A couple things make Dan Walker unique
Dan Walker, a computer science student at the University of Pittsburgh, is the son of Kurt and Cindy Walker of Somerset. (Staff photo by Brian Schrock)
"He never accepted the status quo," he said. "That's fine. That keeps a teacher on their toes. I think his favorite words were "why" and "how do you know?"
As a student, Walker displayed a strong business acumen and a voracious appetite for knowledge, Kreinbrook said.
"As a person, Dan was always very self-aware," he said. "He knew where he was going and he had a plan to get there."
Walker's plan is to earn a bachelor's degree in computer science from the University of Pittsburgh by the end of April. After that he will pursue a master's degree. He said a doctorate would actually limit his job opportunities.
"With a Ph.D. (in computer science) you have the knowledge and capability to develop something very advanced," he said. "So who needs that? Apple, Microsoft, the government, maybe some universities, and that's about it."
Walker's minor is in the classics, or the study of Greek and Roman history. It's another area of interest.
"I always liked the Romans, just because they were the big (thing)," he said. "You go back in history. It's in the Bible. It's in everything. They were the big empire. Once you start studying, you see they really changed the world. Western culture is entirely Greco-Roman. That's all it is."

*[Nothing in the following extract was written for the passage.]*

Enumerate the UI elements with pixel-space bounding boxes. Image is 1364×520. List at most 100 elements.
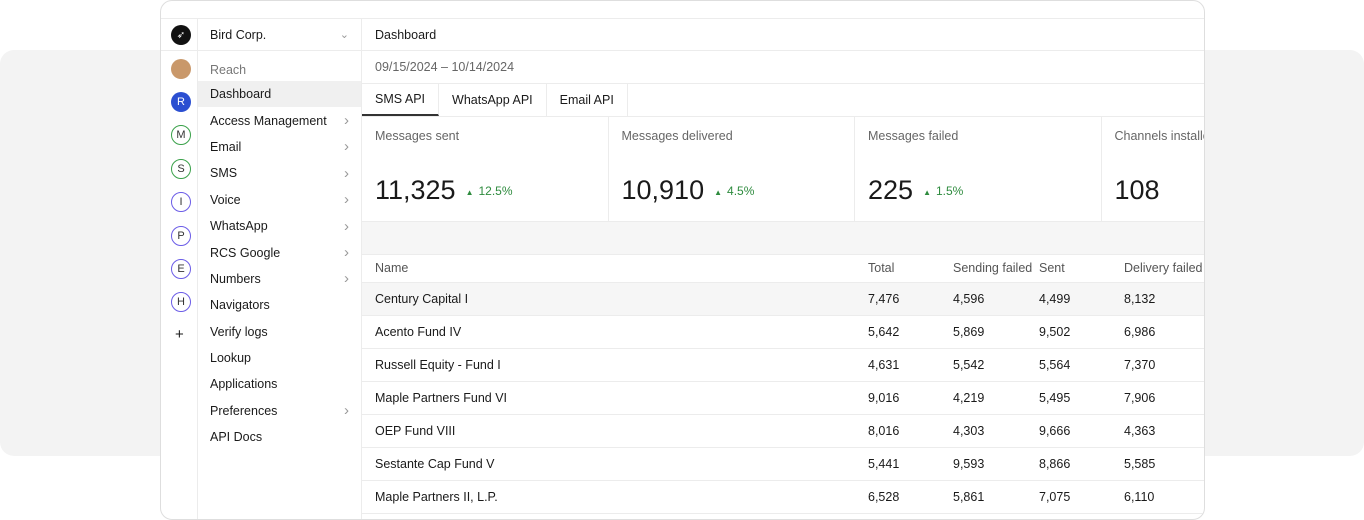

In his spare time, Walker uses Skype to teach English to a Chinese friend of a friend. He enjoys watching episodes of "Ancient Aliens" on the History Channel and wonders why the network doesn't offer more programming on — well — history.
"What is 'Swamp People'? What is that?" he said, injecting even more enthusiasm into his booming voice. "It's great that they are looking at that, but it's not really a History Channel show."
Walker was recently admitted to Mensa, the high IQ society, based on test scores he earned as a second-grader. When he received a press packet from the organization announcing the honor, he was hesitant to send it to the local newspaper.
"I'm proud of it but at the same time it's blowing your own horn," he said with a laugh.
Membership, Walker said, comes with a snazzy card, networking opportunities and discounts on things such as subscriptions to Popular Science and "toys for geeks."
"It has ties with Geico," he said. "You get cheap insurance."
Walker also has an interest in the stock market and politics. He said he would like to run for office some day. For the time being, however, he is focused on returning from spring break, earning his degree and growing his upstart business.
"I do want to be able to look back and be happy with what I've done," he said. "And really that's the best way to do it, I think."